Israël – Afrique : pas le Grand-soir, mais à manger et à boire
Du low-tech au high-tech, la méthode israélienne
On parle souvent de l’Afrique comme d’un continent à secourir, mais rarement comme d’un continent qui apprend, qui s’équipe, qui se rend autonome.
Et l’on ne parle presque jamais de l’un des acteurs les plus constants de ce travail silencieux : le MASHAV[1], l’agence israélienne de coopération internationale.
Cette agence naît à la fin des années 1950, au moment même où de nombreux pays africains accèdent à l’indépendance. Elle est imaginée par un Israël pauvre en ressources naturelles, confronté à l’aridité, à l’insécurité alimentaire et à l’urgence sanitaire – exactement les défis auxquels ces nouveaux États font face.
D’emblée, le MASHAV adopte une politique singulière : former plutôt que financer, transmettre des savoir-faire plutôt que créer des dépendances.
L’objectif est clair : rendre l’aide inutile en donnant les moyens de l’autonomie
En plus de soixante ans, des dizaines de milliers de cadres africains sont formés – agronomes, médecins, ingénieurs, responsables communautaires, gestionnaires de l’eau. Et, de plus en plus, des acteurs de la transformation numérique, à travers la formation, les échanges universitaires et les partenariats technologiques. Le catalogue est édifiant :
- Kenya, Ghana, Malawi : dans ces trois pays, la coopération s’ancre d’abord dans la productivité agricole, la gestion de l’eau et l’organisation des coopératives. Fermes-écoles, élevage durable, entrepreneuriat rural : le socle est celui de la survie devenue production. Puis le mouvement s’élargit vers le numérique : outils de suivi des cultures et des coopératives, exposition à l’agritech, services financiers connectés, planification numérique.
- Rwanda : pays marqué par le génocide de 1994, la coopération est à la fois rurale, institutionnelle et mémorielle. La productivité agricole, l’alimentation locale et la santé publique constituent le socle d’une société engagée dans la reconstruction, où la résilience collective se traduit en compétences concrètes. Dans le même temps, le pays s’est engagé dans une stratégie de gouvernance numérique et d’innovation. Des partenariats avec des acteurs israéliens, via des hubs d’innovation et des échanges professionnels, portent sur la santé digitale, la formation technologique et la cybersécurité.
- Sénégal et arc sahélien : la coopération s’ancre dans l’agriculture durable, la gestion de l’eau et des activités de diversification des revenus. La technique se propage d’abord par les réseaux de formation et les projets pilotes. Puis elle inclut des formations à l’administration numérique, à la gestion des données publiques et à la cybersécurité. Le village s’insère dans l’État.

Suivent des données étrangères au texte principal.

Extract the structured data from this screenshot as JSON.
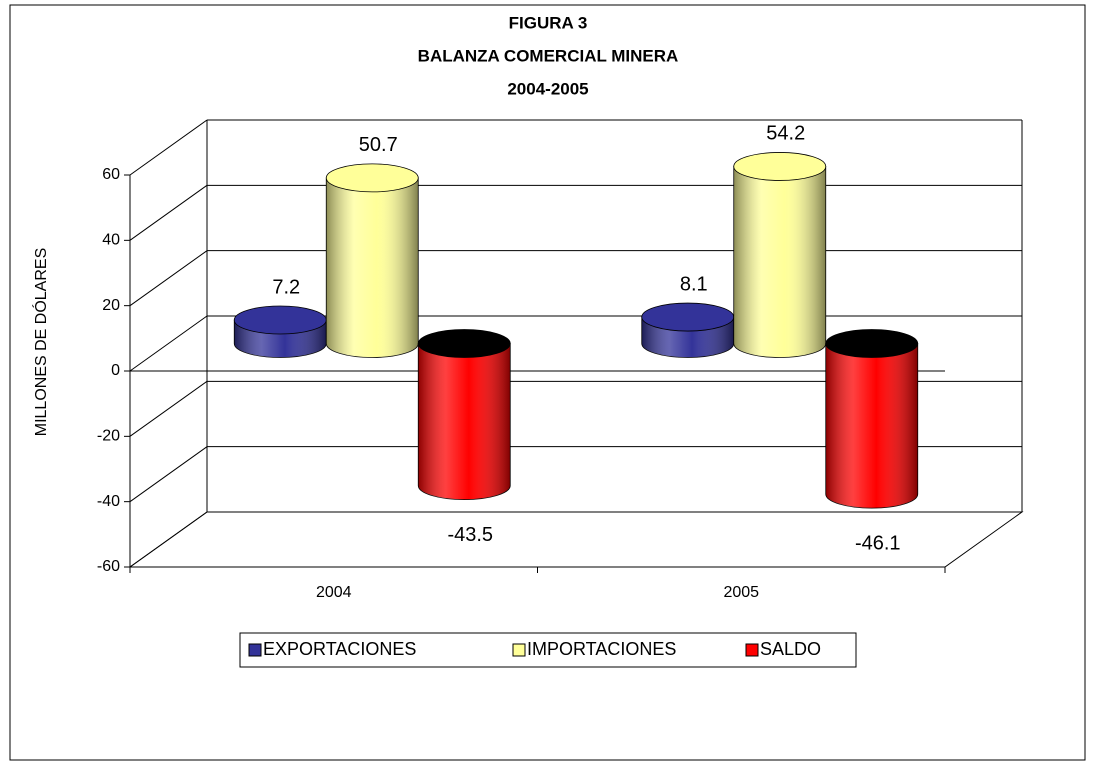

- Éthiopie, Burundi et Togo : la trajectoire commence à l’hôpital et à l’université : formations en ophtalmologie et en anesthésie, puis coopérations autour de projets pilotes introduisant la télémédecine et les systèmes numériques de gestion des soins. La continuité des soins ne dépend plus uniquement de la présence physique.
Partout, Israël développe la même approche : partir du champ, passer par le marché, entrer dans le réseau. La coopération s’ancre dans l’agriculture, l’eau et la santé communautaire. Elle s’élargit vers les données, les plateformes numériques et l’administration connectée.
- Toujours intervenir à la demande, former sur place, rendre autonome, se retirer.
- Pas de dépendance financière.
- Pas de présence permanente.
- Pas de grandes messes médiatiques.
Le projet est simple et radical : si un village sait irriguer, cultiver, soigner – et organiser ses systèmes, sans vous, alors vous avez réussi.
–
[1] MASHAV (מש״ב) : Merkaz Shituf Pe’ula Bein-Leumi מֶרְכָּז שִׁתּוּף פְּעוּלָה בֵּין־לְאוּמִי. En français : centre de coopération internationale. Officiellement : agence israélienne de coopération internationale pour le développement.